Depending on your threat model, you may also want to consider caching a small amount of random data in a buffer to avoid the overhead of many small reads to the PRNG, regardless of the algorithm.
Of the NIST-specific DRBGs, Hash_DRBG and CTR_DRBG are significantly faster than HMAC_DRBG, with SHA-512 looking like a clear winner on 64-bit machines. Prediction resistance comes with a significant performance penalty, especially for small reads, so consider disabling it and re-seeding the PRNG periodically from application code instead.

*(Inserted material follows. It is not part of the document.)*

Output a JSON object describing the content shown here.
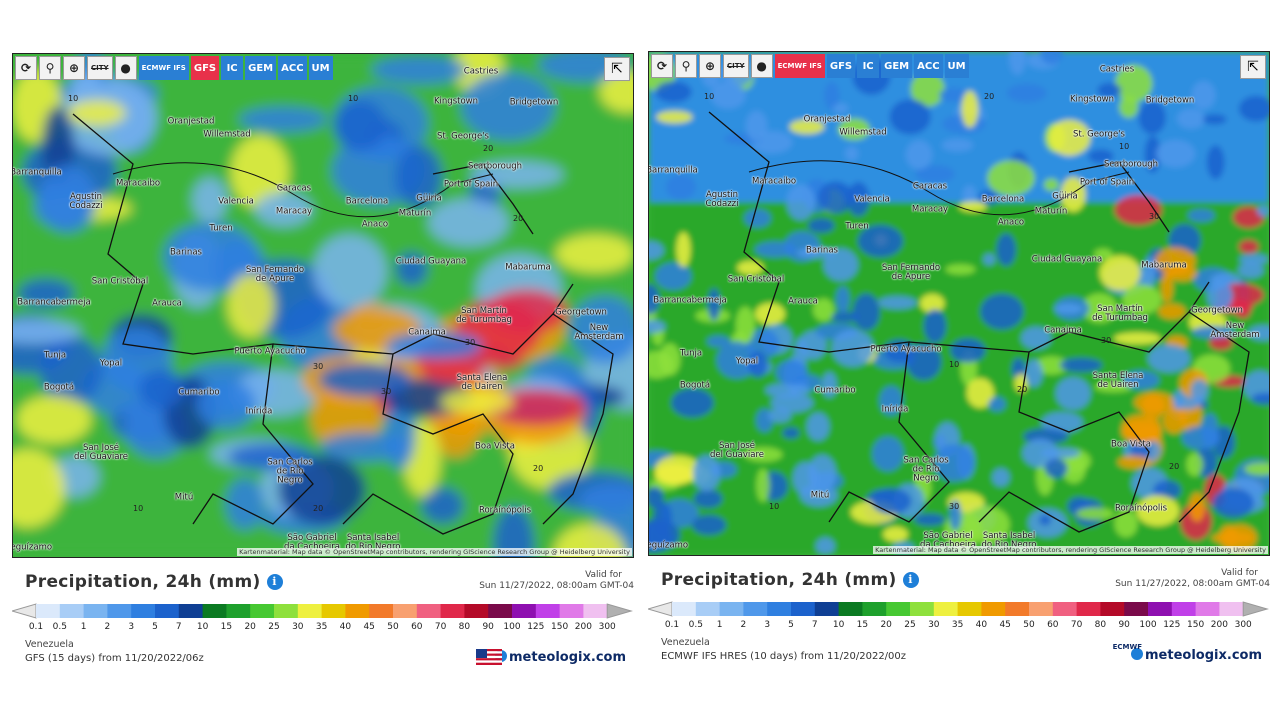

Despite its sluggish performance, unless you actually need very high throughput rates, the performance of HMAC_DRBG is likely to be adequate for many uses. In my opinion it is the most robust-looking of the designs: it uses HMAC in a very conventional way, which is not so true of the other options.
Other community news
I was interviewed on the cryptography.fm podcast about Psychic Signatures - the bug in Java's ECDSA signature validation I discovered last year. Check it out and the previous episodes of the podcast, which covers some great topics.
A new draft of Dan Boneh and Victor Shoup's Graduate Course in Applied Cryptography was published. Read the discussion on Reddit.
The next edition of the OAuth Security Workshop will be August 22-24, 2023, Royal Holloway University, London.